[infinispan-dev] JGroups Error: JGRP000029 observed with "JGroups 3.6.8 + Infinispan 8.2.2":
Manohar SL
manohar.sl at ericsson.com
Mon Aug 22 14:22:23 EDT 2016
Yes, we need some quick help from Infinispan Folks on the needed changes to infinispan-config.xml and jgroups.xml to
get the combination of "Infinispan 8.2.2 with JGroups 3.6.7" working for Replication mode of Infinispan usage.
Both file content are pasted below:
================================================================================================
infinispan-config.xml
<infinispan>
<jgroups>
<stack-file name="configurationFile" path="config/jgroups.xml"/>
</jgroups>
<cache-container>
<transport cluster="x-cluster" stack="configurationFile" />
<replicated-cache name="transactional-type" mode="SYNC">
<transaction mode="NON_XA" locking="OPTIMISTIC" transaction-manager-lookup="org.infinispan.transaction.lookup.GenericTransactionManagerLookup" auto-commit="true" />
<locking acquire-timeout="60000"/>
<expiration lifespan="43200000"/>
<state-transfer enabled="true" timeout="240000" chunk-size="10000" />
<locking isolation="READ_COMMITTED" acquire-timeout="20000" write-skew="false" concurrency-level="5000" striping="false" />
</replicated-cache>
</cache-container>
</infinispan>
================================================================================================
jgroups.xml
<!--
TCP based stack, with flow control and message bundling. This is usually used when IP
multicasting cannot be used in a network, e.g. because it is disabled (routers discard multicast).

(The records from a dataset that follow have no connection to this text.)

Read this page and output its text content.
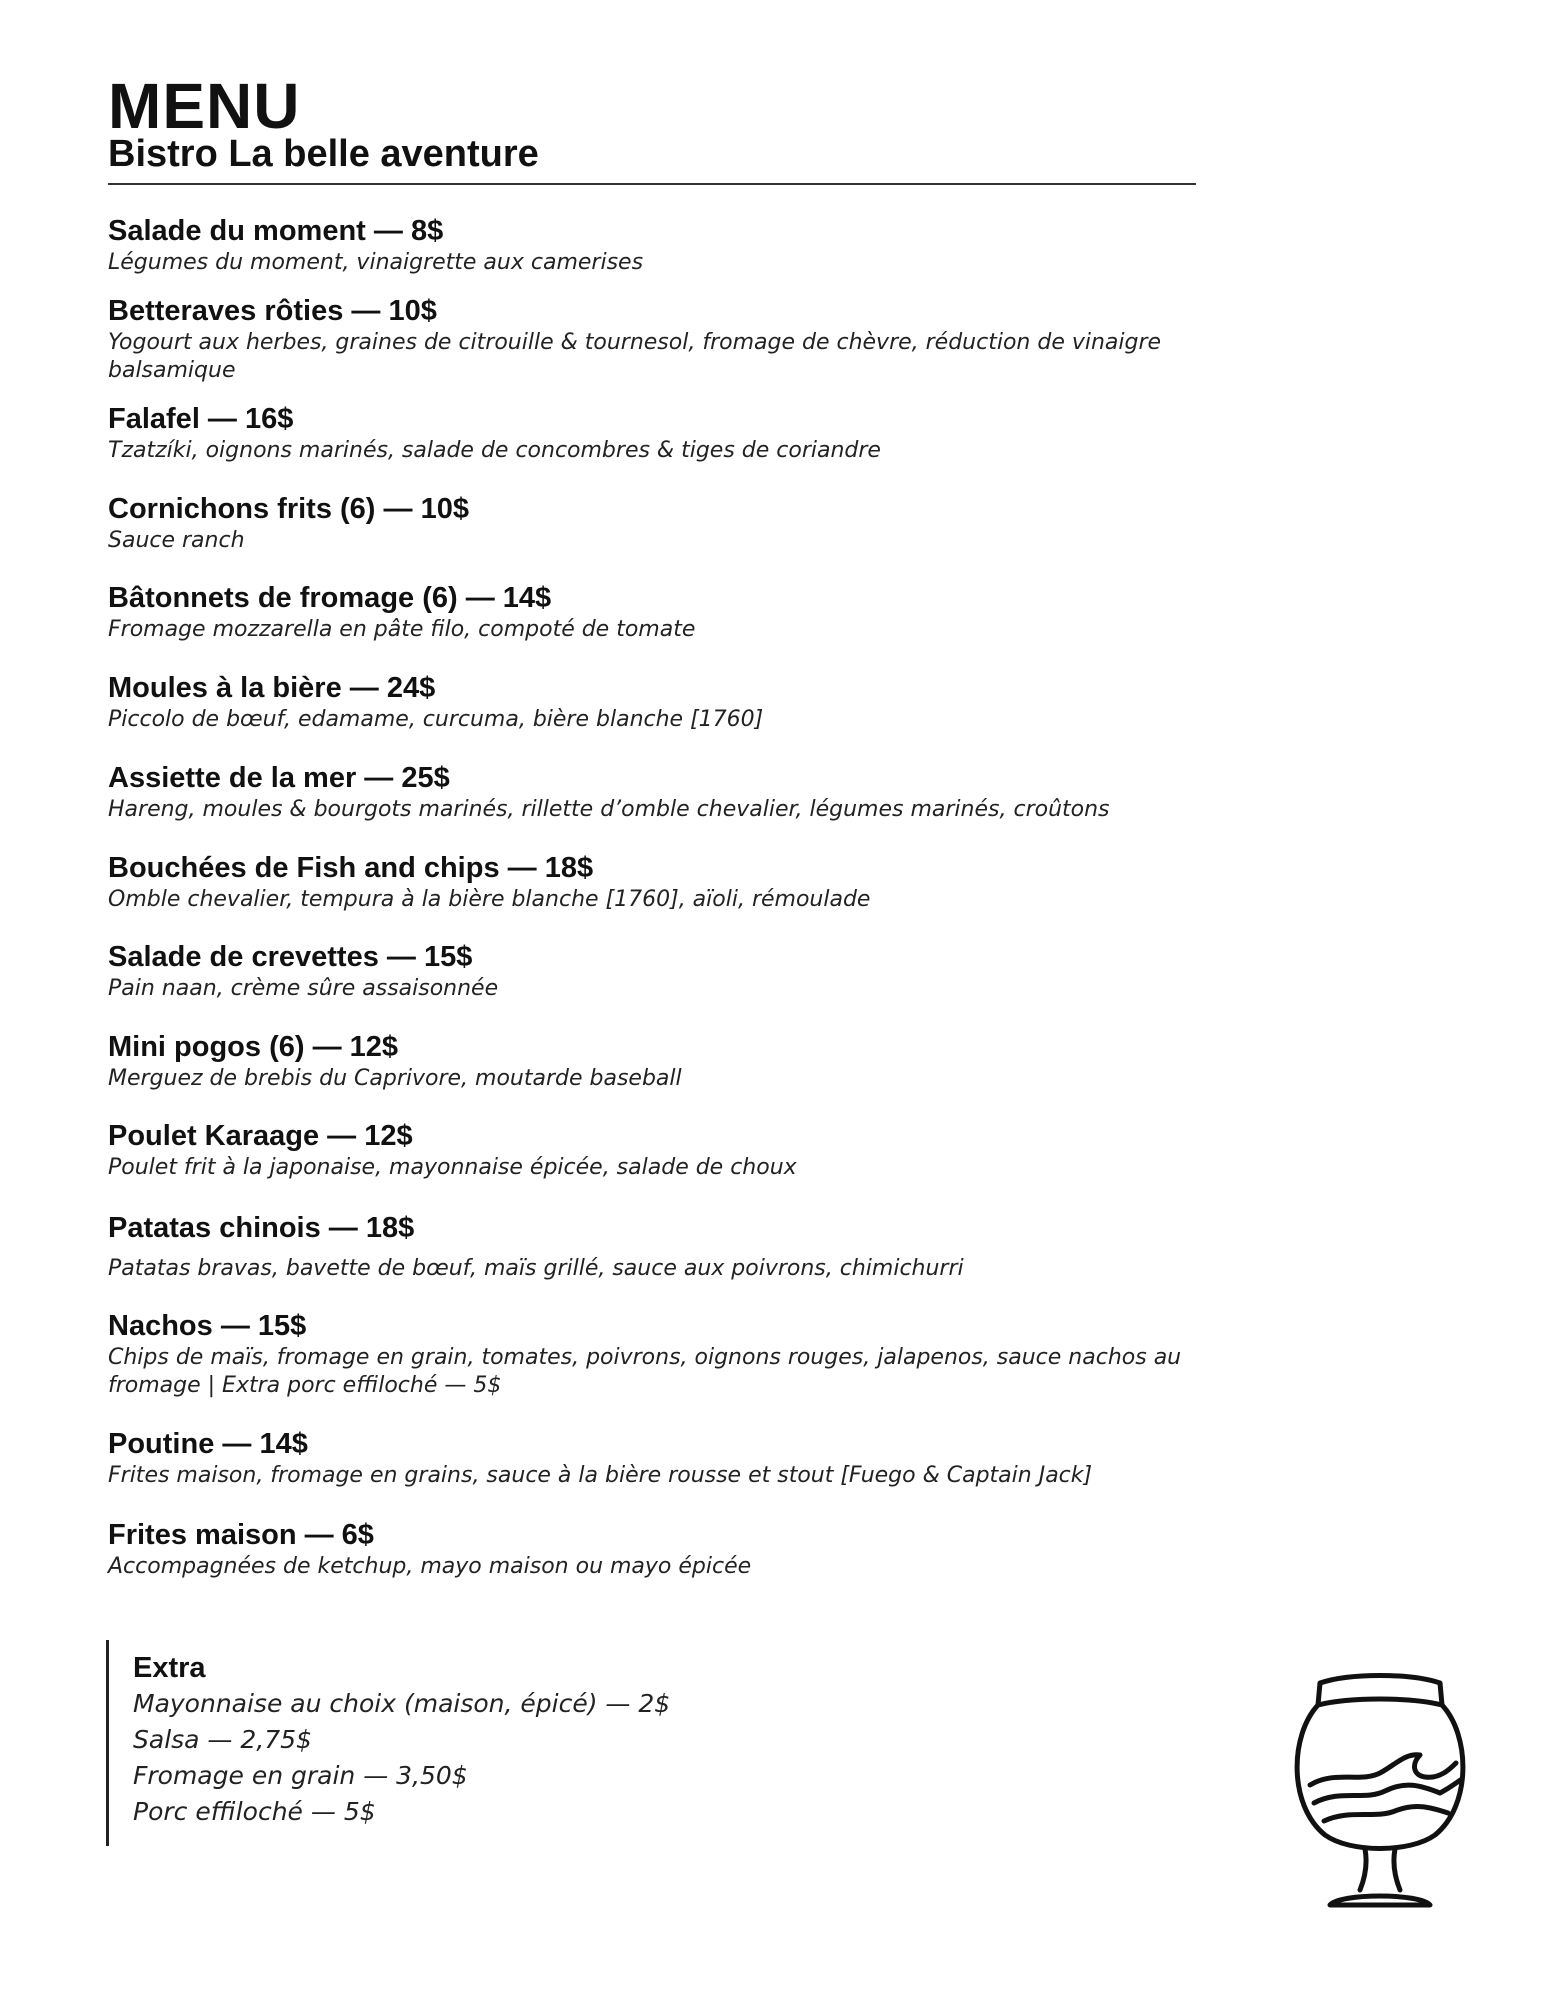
MENU
Bistro La belle aventure
Salade du moment — 8$
Légumes du moment, vinaigrette aux camerises
Betteraves rôties — 10$
Yogourt aux herbes, graines de citrouille & tournesol, fromage de chèvre, réduction de vinaigre balsamique
Falafel — 16$
Tzatzíki, oignons marinés, salade de concombres & tiges de coriandre
Cornichons frits (6) — 10$
Sauce ranch
Bâtonnets de fromage (6) — 14$
Fromage mozzarella en pâte filo, compoté de tomate
Moules à la bière — 24$
Piccolo de bœuf, edamame, curcuma, bière blanche [1760]
Assiette de la mer — 25$
Hareng, moules & bourgots marinés, rillette d’omble chevalier, légumes marinés, croûtons
Bouchées de Fish and chips — 18$
Omble chevalier, tempura à la bière blanche [1760], aïoli, rémoulade
Salade de crevettes — 15$
Pain naan, crème sûre assaisonnée
Mini pogos (6) — 12$
Merguez de brebis du Caprivore, moutarde baseball
Poulet Karaage — 12$
Poulet frit à la japonaise, mayonnaise épicée, salade de choux
Patatas chinois — 18$
Patatas bravas, bavette de bœuf, maïs grillé, sauce aux poivrons, chimichurri
Nachos — 15$
Chips de maïs, fromage en grain, tomates, poivrons, oignons rouges, jalapenos, sauce nachos au fromage | Extra porc effiloché — 5$
Poutine — 14$
Frites maison, fromage en grains, sauce à la bière rousse et stout [Fuego & Captain Jack]
Frites maison — 6$
Accompagnées de ketchup, mayo maison ou mayo épicée
Extra
Mayonnaise au choix (maison, épicé) — 2$
Salsa — 2,75$
Fromage en grain — 3,50$
Porc effiloché — 5$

Note that TCP.bind_addr and TCPPING.initial_hosts should be set, possibly via system properties, e.g.
-Djgroups.bind_addr=192.168.5.2 and -Djgroups.tcpping.initial_hosts=192.168.5.2[7800]".
author: Bela Ban
-->
<config xmlns="urn:org:jgroups"
xmlns:xsi="http://www.w3.org/2001/XMLSchema-instance"
xsi:schemaLocation="urn:org:jgroups http://www.jgroups.org/schema/jgroups-3.6.xsd">
<TCP loopback="true"
bind_addr="${jgroups.tcp.address:127.0.0.1}"
bind_port="${jgroups.tcp.port:7800}"
recv_buf_size="${tcp.recv_buf_size:130k}"
send_buf_size="${tcp.send_buf_size:130k}"
discard_incompatible_packets="true"
max_bundle_size="64K"
max_bundle_timeout="30"
enable_bundling="true"
use_send_queues="true"
sock_conn_timeout="300"
timer_type="new"
timer.min_threads="4"
timer.max_threads="10"
timer.keep_alive_time="3000"
timer.queue_max_size="500"
thread_pool.enabled="true"
thread_pool.min_threads="2"
thread_pool.max_threads="30"
thread_pool.keep_alive_time="60000"
thread_pool.queue_enabled="false"
thread_pool.queue_max_size="100"
thread_pool.rejection_policy="discard"
oob_thread_pool.enabled="true"
oob_thread_pool.min_threads="2"
oob_thread_pool.max_threads="30"
oob_thread_pool.keep_alive_time="60000"
oob_thread_pool.queue_enabled="false"
oob_thread_pool.queue_max_size="100"
oob_thread_pool.rejection_policy="discard"
/>
<!-- <TCP_NIO -->
<!-- bind_port="7800" -->
<!-- bind_interface="${jgroups.tcp_nio.bind_interface:bond0}" -->
<!-- use_send_queues="true" -->
<!-- sock_conn_timeout="300" -->
<!-- reader_threads="3" -->
<!-- writer_threads="3" -->
<!-- processor_threads="0" -->
<!-- processor_minThreads="0" -->
<!-- processor_maxThreads="0" -->
<!-- processor_queueSize="100" -->
<!-- processor_keepAliveTime="9223372036854775807"/> -->
<TCPGOSSIP initial_hosts="${jgroups.tcpgossip.initial_hosts}"/>
<!-- <TCPPING async_discovery="true" initial_hosts="${jgroups.tcpping.initial_hosts}"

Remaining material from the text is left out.